Customers choose vegetables at Fushan market in Nanchang, capital of east China's Jiangxi Province, Feb. 26, 2010. China's consumer price index (CPI), a main gauge of inflation, rose 2.7 percent year on year in February, the National Bureau of Statistics announced Thursday. (Xinhua/Li Gang)
BEIJING, March 11 (Xinhua) -- China's consumer price index (CPI), a main gauge of inflation, rose 2.7 percent year on year in February, the National Bureau of Statistics (NBS) announced Thursday.
"So far there is no overheating in the economy as the price growth in February was mild," said NBS spokesman Sheng Laiyun at a briefing in Beijing.
"Price rises this year will be moderate and controllable", said Sheng who also forecast the index growth would slow in March due to seasonal factors.
The mild rise was partly caused by a hike in food prices, he said.
"Vegetable and fruit prices were up by 25 percent, accounting for 70 percent of February's inflation," said Yao Jingyuan, chief economist of the NBS.
Food prices rose 6.2 percent year on year last month, with non-food prices rising 1 percent.
The food price hike was partly due to the Lunar New Year holiday falling in February this year, a time when Chinese spend a lot of money on food, alcohol, cigarettes and gifts.
Poor weather with rain and snow also contributed to the food price increase in February, said Sheng.
"The CPI will grow at a lower pace when the weather gets warm," he said.
The CPI in the first two months rose 2.1 percent year on year. The combined data of January and February shows a clearer picture of the inflation status as last year's Lunar New Year fell in January.
China's CPI ended nine months of decline in November last year, when it rose 0.6 percent. In December it rose 1.9 percent, as freezing weather helped push up food prices.
The producer price index (PPI), a major measure of inflation at the wholesale level, rose 5.4 percent in February from a year earlier, up from January's 4.3 percent.

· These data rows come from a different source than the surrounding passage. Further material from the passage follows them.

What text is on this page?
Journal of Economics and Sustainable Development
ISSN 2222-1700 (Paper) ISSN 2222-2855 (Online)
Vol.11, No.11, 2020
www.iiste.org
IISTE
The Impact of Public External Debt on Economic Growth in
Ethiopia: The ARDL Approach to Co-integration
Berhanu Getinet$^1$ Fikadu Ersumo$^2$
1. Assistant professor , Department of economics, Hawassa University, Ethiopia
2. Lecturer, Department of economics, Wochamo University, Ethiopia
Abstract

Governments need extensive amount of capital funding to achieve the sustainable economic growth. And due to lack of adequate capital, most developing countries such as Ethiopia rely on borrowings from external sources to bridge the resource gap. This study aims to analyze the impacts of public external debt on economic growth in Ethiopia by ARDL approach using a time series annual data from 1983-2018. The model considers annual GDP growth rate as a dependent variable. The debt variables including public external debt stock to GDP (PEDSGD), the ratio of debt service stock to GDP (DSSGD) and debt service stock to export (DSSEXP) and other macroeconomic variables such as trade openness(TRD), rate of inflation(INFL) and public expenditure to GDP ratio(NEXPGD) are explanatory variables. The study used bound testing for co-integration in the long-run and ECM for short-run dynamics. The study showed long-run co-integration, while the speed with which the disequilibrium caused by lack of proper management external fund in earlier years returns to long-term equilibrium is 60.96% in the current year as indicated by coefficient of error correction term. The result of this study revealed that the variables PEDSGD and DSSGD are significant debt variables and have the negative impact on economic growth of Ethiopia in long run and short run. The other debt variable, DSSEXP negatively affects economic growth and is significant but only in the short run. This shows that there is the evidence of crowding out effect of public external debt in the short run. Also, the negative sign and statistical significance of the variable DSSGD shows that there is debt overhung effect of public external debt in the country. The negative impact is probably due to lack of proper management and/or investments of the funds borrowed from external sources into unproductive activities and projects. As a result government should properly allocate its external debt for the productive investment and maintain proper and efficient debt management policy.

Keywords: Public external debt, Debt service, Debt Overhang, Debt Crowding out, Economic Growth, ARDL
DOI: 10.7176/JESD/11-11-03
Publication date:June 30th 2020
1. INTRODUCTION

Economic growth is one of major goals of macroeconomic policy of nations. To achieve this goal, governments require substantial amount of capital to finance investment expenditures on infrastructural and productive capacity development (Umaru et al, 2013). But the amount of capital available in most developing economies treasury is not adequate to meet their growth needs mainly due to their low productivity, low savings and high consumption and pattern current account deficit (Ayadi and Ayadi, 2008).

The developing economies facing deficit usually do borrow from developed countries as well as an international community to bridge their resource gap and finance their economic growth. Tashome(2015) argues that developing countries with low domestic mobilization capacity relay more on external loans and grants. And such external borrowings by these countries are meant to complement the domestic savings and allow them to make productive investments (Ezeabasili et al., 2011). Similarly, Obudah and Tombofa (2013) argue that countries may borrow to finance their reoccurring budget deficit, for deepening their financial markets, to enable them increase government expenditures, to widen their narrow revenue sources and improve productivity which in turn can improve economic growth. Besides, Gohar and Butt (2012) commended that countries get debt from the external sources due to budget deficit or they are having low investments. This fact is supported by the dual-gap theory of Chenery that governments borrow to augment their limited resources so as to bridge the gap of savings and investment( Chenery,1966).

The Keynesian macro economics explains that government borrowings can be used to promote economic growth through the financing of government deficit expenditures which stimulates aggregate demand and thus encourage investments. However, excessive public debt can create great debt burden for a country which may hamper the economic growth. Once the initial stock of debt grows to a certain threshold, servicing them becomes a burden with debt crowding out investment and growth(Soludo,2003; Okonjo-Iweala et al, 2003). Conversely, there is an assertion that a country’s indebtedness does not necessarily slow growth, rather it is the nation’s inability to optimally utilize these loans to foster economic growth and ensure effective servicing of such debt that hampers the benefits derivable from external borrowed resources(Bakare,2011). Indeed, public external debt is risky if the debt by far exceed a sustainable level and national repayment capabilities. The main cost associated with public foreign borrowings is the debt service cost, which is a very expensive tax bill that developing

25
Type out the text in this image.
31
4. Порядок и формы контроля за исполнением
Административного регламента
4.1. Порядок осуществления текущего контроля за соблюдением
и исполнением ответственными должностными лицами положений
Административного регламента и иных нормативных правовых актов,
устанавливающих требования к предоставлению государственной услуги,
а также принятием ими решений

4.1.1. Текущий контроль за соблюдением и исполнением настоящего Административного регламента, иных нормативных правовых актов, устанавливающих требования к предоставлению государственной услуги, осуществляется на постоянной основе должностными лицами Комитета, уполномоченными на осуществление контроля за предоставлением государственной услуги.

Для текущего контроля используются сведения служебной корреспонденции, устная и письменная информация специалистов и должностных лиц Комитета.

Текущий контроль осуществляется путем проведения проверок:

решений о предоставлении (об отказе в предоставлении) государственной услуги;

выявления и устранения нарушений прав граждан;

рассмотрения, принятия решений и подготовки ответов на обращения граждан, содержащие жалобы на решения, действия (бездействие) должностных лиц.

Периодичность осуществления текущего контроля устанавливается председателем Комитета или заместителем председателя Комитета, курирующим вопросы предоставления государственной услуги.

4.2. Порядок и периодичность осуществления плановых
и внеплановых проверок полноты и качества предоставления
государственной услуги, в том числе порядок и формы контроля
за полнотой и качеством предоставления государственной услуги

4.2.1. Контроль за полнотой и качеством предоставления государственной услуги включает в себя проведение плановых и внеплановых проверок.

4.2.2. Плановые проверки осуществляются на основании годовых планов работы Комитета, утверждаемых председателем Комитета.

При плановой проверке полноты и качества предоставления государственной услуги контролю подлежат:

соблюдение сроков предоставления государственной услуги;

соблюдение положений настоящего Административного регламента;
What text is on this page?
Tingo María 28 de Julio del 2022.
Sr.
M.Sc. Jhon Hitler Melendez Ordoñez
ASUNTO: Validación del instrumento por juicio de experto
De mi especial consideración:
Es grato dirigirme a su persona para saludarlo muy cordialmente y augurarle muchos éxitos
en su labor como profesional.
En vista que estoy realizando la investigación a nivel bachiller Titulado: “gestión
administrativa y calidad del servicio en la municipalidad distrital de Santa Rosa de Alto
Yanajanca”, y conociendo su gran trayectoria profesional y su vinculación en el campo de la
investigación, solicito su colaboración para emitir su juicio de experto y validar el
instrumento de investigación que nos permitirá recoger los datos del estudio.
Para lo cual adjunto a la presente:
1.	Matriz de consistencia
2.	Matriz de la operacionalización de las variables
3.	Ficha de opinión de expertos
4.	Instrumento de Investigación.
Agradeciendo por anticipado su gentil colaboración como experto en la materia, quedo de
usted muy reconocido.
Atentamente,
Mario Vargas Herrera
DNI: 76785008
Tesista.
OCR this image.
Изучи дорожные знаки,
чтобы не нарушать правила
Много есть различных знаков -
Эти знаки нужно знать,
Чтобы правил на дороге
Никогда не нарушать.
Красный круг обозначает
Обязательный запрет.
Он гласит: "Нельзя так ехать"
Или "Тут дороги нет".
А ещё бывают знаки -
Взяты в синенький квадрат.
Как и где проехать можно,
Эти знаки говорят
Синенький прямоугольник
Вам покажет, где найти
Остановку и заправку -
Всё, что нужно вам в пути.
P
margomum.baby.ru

"Given last year's low comparison base, the PPI growth in February was mild," said Sheng.
The figure dropped 4.5 percent in February last year due to the global economic slowdown. It ended 12 months of decline in December last year, up 1.7 percent.
The CPI had risen for four straight months, which triggered inflation expectations and concerns of overheating in the economy.
Liu Mingkang, chairman of the China Banking Regulatory Commission, Wednesday told Xinua that China's CPI could rise slightly, but the chances of inflation being more than moderate were very small.
"Don't panic and be afraid about inflation as the global recovery will be a long, winding and complicated process," he said.
Liu vowed the commission would keep a close eye on the situation so as to properly manage inflationary expectations.
The government has set a target limit of a 3-percent rise in consumer inflation for 2010, said Premier Wen Jiabao last week in his speech to open the annual parliamentary session.
Thursday's NBS data also showed that fixed asset investment rose 26.6 percent in the first two months of the year.
The government has taken actions to ease inflationary pressures by ordering banks to increase their reserve ratios three times since December to curb their lending.
Those measures seem to be working as Thursday's data from the central bank showed new yuan-denominated lending in February stood at 700.1 billion yuan, down by half from January's 1.39 trillion yuan.
The government aims to restrict this year's credit growth to 7.5 trillion yuan as inflation expectations rose after 2009's new loans hit a record 9.59 trillion yuan, almost double that of the previous year.
Liu also promised the commission would ensure every penny of this year's new lending flowed into the real economy.
In other signs of China's strong recovery from the global downturn, Wednesday's customs data showed that exports surged 45.7 percent year on year in February, extending its rebound into the third month.
Industrial output grew 20.7 percent in the first two months, while retail sales of consumer goods were up 17.9 percent.